Hamburg International Airlines füllt in der umfangreichen Excel-Tabelle mit den Bestellungen bei dem DAX-Konzern die Zeile 309 aus. Von zwölf einst bestellten A319 sind zehn Exemplare ausgeliefert worden. Zwei Orderpositionen sind also noch offen. Aber warum wurden sie nicht gestrichen? Rechnet Airbus noch mit der Auslieferung der beiden Flugzeuge?
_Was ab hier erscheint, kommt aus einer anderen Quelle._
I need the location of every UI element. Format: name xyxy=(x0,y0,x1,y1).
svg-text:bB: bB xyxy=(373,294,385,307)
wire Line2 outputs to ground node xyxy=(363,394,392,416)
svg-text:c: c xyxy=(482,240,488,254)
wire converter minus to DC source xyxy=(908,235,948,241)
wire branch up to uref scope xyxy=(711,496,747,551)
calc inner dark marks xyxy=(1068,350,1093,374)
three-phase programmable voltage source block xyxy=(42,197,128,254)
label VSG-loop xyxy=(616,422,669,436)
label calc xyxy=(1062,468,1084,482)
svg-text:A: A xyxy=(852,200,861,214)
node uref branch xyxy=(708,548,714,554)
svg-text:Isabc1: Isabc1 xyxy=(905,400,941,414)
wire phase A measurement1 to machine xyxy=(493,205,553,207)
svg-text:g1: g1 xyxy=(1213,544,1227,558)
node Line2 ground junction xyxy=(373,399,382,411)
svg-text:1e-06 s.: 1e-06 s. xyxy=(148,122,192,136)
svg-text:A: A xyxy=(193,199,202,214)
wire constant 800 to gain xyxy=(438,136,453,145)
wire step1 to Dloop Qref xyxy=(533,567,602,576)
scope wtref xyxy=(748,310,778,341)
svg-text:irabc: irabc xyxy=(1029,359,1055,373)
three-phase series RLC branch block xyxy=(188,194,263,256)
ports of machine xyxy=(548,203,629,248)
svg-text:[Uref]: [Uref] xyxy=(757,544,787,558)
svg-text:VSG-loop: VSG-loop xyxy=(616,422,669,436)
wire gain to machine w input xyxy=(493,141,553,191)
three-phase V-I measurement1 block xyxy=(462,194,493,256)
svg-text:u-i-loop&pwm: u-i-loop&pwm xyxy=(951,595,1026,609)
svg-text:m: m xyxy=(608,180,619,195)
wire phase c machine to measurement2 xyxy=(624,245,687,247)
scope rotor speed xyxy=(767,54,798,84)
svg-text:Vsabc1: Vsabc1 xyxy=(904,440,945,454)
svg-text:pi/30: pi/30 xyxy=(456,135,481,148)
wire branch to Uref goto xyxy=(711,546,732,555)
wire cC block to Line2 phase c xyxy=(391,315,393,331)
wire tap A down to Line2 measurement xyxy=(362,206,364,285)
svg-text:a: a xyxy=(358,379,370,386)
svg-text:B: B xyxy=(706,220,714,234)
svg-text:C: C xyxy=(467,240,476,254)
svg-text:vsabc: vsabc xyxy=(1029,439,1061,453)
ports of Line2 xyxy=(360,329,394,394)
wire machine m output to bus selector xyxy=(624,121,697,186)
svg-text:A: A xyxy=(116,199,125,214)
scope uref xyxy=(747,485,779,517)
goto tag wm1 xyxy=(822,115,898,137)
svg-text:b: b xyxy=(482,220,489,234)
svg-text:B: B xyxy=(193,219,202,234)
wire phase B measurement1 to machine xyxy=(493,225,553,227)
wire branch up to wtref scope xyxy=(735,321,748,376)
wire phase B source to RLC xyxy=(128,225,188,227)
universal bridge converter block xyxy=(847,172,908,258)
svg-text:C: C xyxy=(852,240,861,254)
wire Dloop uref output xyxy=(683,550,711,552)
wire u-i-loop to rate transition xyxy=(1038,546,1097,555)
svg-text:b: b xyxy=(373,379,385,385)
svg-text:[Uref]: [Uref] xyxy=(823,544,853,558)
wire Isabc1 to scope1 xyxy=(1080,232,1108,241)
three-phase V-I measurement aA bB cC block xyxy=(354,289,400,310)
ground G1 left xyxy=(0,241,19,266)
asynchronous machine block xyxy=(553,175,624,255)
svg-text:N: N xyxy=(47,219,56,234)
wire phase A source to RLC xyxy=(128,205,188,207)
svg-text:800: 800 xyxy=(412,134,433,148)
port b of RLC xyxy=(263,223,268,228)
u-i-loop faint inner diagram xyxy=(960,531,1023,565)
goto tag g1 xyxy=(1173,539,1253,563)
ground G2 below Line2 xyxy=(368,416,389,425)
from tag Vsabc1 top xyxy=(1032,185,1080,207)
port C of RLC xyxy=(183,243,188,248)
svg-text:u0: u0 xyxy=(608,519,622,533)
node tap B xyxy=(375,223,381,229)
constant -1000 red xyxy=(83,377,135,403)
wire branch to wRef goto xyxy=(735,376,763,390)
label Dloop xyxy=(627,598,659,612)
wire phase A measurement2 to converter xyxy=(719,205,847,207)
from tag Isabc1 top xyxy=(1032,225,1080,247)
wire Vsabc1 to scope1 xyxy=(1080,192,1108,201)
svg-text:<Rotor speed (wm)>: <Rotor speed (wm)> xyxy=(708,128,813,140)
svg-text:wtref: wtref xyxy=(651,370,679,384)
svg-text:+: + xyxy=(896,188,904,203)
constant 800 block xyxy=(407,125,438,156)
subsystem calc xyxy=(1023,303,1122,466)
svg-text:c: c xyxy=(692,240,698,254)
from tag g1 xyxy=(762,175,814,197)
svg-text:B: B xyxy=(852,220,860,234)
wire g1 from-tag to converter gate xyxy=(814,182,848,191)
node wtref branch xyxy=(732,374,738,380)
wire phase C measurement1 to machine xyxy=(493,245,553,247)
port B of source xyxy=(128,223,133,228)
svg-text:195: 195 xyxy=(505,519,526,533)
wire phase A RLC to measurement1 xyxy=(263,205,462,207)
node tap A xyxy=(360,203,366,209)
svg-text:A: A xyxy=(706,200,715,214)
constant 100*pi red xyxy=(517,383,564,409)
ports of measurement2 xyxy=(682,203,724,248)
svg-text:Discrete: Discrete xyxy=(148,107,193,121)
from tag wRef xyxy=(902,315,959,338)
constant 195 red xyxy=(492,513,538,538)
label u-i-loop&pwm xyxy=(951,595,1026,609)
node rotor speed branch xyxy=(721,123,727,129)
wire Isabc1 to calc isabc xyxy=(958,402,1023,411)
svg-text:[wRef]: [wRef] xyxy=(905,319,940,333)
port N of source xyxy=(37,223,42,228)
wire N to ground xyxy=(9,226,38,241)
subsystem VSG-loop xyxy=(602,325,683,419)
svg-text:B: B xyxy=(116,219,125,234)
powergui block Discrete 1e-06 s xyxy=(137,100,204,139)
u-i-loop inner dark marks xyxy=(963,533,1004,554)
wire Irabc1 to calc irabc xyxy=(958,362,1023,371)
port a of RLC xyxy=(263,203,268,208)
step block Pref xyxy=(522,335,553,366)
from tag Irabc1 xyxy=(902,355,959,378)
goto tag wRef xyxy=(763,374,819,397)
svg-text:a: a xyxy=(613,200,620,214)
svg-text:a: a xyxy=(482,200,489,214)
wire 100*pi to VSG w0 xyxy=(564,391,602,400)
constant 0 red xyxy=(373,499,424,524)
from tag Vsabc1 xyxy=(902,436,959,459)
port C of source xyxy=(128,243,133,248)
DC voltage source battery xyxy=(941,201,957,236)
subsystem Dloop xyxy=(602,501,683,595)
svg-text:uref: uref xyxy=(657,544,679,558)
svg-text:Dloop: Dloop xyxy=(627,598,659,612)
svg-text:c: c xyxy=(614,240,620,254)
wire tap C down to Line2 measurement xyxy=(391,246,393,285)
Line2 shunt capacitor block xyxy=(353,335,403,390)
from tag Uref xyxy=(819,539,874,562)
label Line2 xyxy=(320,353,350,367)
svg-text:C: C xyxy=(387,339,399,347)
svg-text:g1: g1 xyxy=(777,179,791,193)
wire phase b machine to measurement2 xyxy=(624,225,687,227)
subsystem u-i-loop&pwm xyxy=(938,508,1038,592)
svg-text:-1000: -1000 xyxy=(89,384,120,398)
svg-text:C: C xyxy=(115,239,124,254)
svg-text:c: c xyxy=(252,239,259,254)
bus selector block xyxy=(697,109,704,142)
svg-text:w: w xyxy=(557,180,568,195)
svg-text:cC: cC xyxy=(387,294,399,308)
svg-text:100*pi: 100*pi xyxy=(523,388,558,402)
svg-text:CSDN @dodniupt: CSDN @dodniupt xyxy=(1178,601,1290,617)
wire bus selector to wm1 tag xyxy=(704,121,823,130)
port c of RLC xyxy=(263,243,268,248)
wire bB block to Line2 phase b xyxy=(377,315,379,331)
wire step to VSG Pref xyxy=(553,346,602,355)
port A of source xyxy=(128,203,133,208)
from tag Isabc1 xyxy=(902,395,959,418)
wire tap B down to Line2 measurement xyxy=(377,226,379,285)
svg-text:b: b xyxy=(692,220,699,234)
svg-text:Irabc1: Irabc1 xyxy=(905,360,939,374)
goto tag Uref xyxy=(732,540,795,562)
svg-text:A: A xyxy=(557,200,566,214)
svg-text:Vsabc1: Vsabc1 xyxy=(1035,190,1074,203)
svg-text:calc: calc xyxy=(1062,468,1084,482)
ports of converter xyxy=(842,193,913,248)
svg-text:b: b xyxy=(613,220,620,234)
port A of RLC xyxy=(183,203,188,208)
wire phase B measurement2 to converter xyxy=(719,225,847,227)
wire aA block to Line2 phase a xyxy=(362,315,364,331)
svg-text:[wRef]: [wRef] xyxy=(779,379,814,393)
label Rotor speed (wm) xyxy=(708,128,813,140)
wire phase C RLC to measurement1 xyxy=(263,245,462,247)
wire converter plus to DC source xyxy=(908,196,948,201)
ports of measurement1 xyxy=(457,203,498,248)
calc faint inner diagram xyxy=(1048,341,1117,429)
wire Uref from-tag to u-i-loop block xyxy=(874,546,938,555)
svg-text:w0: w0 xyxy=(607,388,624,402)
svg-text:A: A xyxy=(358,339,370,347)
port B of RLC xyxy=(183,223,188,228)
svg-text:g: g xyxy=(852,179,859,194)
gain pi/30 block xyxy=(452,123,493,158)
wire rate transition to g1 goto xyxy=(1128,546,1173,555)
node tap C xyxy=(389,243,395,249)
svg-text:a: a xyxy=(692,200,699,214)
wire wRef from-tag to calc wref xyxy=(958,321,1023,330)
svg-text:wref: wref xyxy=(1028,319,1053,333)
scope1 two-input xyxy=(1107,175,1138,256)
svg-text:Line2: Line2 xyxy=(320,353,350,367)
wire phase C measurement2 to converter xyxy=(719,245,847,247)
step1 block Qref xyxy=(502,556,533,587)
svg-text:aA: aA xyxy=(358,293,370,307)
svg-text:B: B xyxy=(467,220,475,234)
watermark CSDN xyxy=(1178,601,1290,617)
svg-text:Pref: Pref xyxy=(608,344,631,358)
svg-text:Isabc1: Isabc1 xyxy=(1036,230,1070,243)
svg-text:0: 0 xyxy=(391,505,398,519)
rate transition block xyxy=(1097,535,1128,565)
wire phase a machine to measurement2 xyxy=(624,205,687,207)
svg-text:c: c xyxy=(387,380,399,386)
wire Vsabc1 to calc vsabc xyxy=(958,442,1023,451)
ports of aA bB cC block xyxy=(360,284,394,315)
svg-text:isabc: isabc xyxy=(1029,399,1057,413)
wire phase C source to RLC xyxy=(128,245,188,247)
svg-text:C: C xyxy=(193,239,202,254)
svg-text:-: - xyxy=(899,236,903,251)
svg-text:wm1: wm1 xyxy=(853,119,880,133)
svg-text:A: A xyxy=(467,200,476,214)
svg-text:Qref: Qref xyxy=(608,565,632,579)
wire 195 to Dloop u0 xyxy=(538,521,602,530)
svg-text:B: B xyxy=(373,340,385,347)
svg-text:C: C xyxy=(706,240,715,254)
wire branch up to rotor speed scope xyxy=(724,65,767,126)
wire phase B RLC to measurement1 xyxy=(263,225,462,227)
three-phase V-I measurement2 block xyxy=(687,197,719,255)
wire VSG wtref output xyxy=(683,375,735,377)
Airbus – Rätsel um einen alten Auftrag für zwei Flugzeuge

„Eine Angabe im Orderbuch wird erst dann gelöscht, wenn alle formalen Vorgaben gegeben sind“, sagte Airbus-Sprecher Heiko Stolzke auf Anfrage unserer Redaktion. Dies sei bei Hamburg International Airlines noch nicht der Fall. Zu weiteren Details von Kundenverträgen mache man keine Angaben.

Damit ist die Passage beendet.